President Trump announced today that he will nominate Tenth Circuit Judge Neil Gorsuch to the Supreme Court. Since being placed on the bench by George W. Bush, Gorsuch has built a troubling record of hostility to the rights of workers and consumers, and to women’s access to reproductive healthcare.
As our colleagues at People For the American Way and progressive allies write in a fact sheet on Gorsuch's record,
Judge Gorsuch is a far-right extremist who would manipulate his politically loaded version of ‘originalist’ methodology to overturn basic and well-established Supreme Court precedents and principles of American law and, most importantly, prevent the federal government from properly enforcing countless acts of Congress—for example, critical laws that ensure workers‘ rights and safety, guarantee equal opportunity, safeguard consumers and investors, ensure the safety of food and drugs, and protect our environment.
Notably, Judge Gorsuch has been critical of progressives who have brought constitutional challenges in the courts. In particular, Judge Gorsuch has harshly condemned those who have turned to the courts to advance LGBT equality, enforce church-state separation in the context of vouchers, and to address individual autonomy and the right to physician aid in dying. He claims this is inappropriately using the courts to debate public policy, ignoring courts‘ inherent responsibility to address constitutional challenges brought to them by injured parties and his own support for repeated challenges to the Affordable Care Act. In fact, when Gorsuch says courts should not address certain issues, what he really means is that they should address them, but issue conservative rulings. He also minimizes the critical role the courts have played in ensuring equality and the enforcement of critical constitutional values through landmark civil rights and women’s rights decisions.
This fact sheet compiles some of the lowlights of Gorsuch's career on the bench, including:
- Said corporations can deny birth control coverage to employees. Gorsuch joined the Tenth Circuit majority in the 2010 Hobby Lobby case, later affirmed by the Supreme Court, holding that corporations can cite religious beliefs to deny contraception coverage to employees. As the fact sheet notes, “The Hobby Lobby decision has been invoked not only to support curtailing employees’ access to reproductive health care but also to justify noncompliance with child labor laws; anti-kidnapping laws; and antidiscrimination laws."
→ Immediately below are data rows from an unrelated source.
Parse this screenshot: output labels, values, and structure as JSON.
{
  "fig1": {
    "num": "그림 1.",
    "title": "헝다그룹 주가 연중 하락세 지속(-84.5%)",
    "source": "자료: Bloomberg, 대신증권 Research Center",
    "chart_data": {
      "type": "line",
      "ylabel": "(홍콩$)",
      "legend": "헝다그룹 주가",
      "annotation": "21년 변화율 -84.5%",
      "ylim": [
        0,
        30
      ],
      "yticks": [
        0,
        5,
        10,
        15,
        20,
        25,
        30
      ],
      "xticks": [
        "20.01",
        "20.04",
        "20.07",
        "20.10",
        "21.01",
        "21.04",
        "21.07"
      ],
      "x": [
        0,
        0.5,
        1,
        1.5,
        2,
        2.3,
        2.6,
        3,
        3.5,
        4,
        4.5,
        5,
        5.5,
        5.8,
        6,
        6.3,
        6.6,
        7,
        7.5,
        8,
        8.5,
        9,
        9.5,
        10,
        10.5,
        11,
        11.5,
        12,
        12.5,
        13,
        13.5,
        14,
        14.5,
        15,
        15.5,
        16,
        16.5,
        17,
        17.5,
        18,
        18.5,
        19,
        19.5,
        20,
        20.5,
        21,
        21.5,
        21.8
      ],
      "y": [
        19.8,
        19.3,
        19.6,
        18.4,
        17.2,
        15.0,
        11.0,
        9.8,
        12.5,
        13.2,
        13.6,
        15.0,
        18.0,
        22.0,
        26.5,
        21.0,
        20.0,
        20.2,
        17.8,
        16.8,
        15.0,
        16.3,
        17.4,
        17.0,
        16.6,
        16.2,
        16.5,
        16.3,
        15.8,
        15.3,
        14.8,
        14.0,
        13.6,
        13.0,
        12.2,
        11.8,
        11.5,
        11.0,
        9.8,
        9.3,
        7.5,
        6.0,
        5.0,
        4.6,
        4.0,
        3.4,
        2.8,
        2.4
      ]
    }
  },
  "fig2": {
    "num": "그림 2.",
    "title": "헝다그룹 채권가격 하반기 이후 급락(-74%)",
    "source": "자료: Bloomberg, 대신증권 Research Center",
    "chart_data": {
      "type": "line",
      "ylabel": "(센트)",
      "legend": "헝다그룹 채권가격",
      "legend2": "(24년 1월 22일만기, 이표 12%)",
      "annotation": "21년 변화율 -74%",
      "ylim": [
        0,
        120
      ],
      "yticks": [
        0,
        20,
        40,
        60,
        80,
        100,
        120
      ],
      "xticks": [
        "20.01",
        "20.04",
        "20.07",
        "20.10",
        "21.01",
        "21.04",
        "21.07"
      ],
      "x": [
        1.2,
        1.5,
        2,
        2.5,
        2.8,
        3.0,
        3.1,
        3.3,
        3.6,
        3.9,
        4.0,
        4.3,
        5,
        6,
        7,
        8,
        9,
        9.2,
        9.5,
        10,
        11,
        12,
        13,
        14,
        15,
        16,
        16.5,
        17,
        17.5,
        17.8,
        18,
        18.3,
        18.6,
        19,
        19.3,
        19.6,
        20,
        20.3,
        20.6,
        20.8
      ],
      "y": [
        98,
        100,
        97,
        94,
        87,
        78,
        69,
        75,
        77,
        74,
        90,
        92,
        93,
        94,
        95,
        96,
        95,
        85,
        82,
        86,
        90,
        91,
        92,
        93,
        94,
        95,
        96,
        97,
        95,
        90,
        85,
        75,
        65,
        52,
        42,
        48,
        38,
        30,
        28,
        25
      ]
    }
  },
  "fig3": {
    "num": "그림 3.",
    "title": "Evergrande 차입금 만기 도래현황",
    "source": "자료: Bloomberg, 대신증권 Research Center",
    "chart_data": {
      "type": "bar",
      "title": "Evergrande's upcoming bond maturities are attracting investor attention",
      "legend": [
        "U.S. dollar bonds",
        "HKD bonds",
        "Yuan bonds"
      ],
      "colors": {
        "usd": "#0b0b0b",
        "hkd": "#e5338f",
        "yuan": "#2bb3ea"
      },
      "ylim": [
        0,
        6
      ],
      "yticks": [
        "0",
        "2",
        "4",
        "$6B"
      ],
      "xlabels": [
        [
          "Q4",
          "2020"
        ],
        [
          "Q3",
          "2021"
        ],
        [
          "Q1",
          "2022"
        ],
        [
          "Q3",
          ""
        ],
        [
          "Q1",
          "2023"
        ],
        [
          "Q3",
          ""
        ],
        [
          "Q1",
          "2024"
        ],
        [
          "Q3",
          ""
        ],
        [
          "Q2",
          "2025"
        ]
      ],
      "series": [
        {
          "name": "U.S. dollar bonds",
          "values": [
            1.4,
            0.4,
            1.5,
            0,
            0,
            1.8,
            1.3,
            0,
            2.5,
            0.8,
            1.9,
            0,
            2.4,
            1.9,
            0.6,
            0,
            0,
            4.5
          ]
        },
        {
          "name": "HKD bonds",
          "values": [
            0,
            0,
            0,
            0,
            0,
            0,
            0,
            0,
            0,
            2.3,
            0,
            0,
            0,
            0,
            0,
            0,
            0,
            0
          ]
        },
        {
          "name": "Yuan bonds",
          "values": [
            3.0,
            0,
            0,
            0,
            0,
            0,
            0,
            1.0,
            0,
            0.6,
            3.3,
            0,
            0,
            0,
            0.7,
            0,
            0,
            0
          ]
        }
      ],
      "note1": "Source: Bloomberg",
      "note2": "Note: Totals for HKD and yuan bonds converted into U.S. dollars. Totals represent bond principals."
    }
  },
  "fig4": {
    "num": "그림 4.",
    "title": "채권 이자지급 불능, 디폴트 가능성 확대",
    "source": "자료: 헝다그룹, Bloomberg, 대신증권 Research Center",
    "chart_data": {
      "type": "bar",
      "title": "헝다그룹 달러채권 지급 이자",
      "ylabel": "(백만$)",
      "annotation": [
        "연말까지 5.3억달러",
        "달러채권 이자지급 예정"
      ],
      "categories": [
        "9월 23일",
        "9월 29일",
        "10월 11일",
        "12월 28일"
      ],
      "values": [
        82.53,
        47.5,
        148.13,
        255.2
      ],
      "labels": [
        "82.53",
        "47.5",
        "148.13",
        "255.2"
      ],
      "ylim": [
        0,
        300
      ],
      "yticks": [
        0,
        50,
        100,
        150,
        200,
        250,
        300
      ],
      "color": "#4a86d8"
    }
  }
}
- Displays a narrow, ideological view of workplace discrimination laws. As Elliot wrote last week, as a judge, Gorsuch "has consistently ruled against workers and in favor of big corporations. For example, he argued in dissent that the court should overturn a Department of Labor fine against a company whose failure to train a worker caused his death, and wrote an opinion holding that federal law did not even protect the in-house counsel of a state fire marshal from sex discrimination." He also he argued that a woman UPS driver should not be allowed to prove that she had faced sex discrimination.
- Shows a disturbing view of police brutality. In 2013, Gorsuch ruled that a police officer who killed a young man when he shot him in the head with a stun gun, contrary to his training manual, had not used unconstitutionally excessive force. Gorsuch wrote that the man, who fled police officers after admitting that some marijuana plants were his, “was resisting arrest by fleeing from officers after they identified themselves—even if the crime of which he was suspected was not itself a violent one, he was likely to be apprehended eventually, and he hadn't harmed anyone yet.”
- Has repeatedly ruled against the rights of disabled students. Gorsuch has authored a handful of opinions limiting the ability of disabled students to seek protection under the Americans with Disabilities Act and the Individuals with Disabilities Education Act, including holding that “a student with autism did not have a right under the federal Individuals with Disabilities Education Act (IDEA) to an education that would provide a chance to achieve intellectual and social skills outside the classroom” and that “even when a school violates a student's rights under the IDEA, the student may still be entitled to no remedy for an IDEA violation if the student leaves the school out of frustration with the school‘s continuous failure to follow the IDEA.”
- Wants to make it harder for agencies to enforce laws passed by Congress. The backgrounder explains how Gorsuch opposes the critical Chevron doctrine: “Gorsuch would make it more difficult for agencies to enforce laws that keep our air and water clean and safe; that ensure our food and medicine are safe; that protect essential workers‘ rights; and that safeguard consumers and investors. …“[H]e embraces a philosophy that courts should be able to overrule the agency experts when it comes to their important work in enforcing regulations. It is difficult to overstate the damage this would cause to our nation. Eliminating this principle, known as the Chevron doctrine, would tie the hands of precisely those entities that Congress has recognized have the depth and experience to enforce critical laws, safeguard essential protections, and ensure the safety of the American people. Importantly, the agency leaders whose expertise Gorsuch would dismiss are answerable to the people‘s elected representatives in Congress, and anything they do can be overridden by statute.”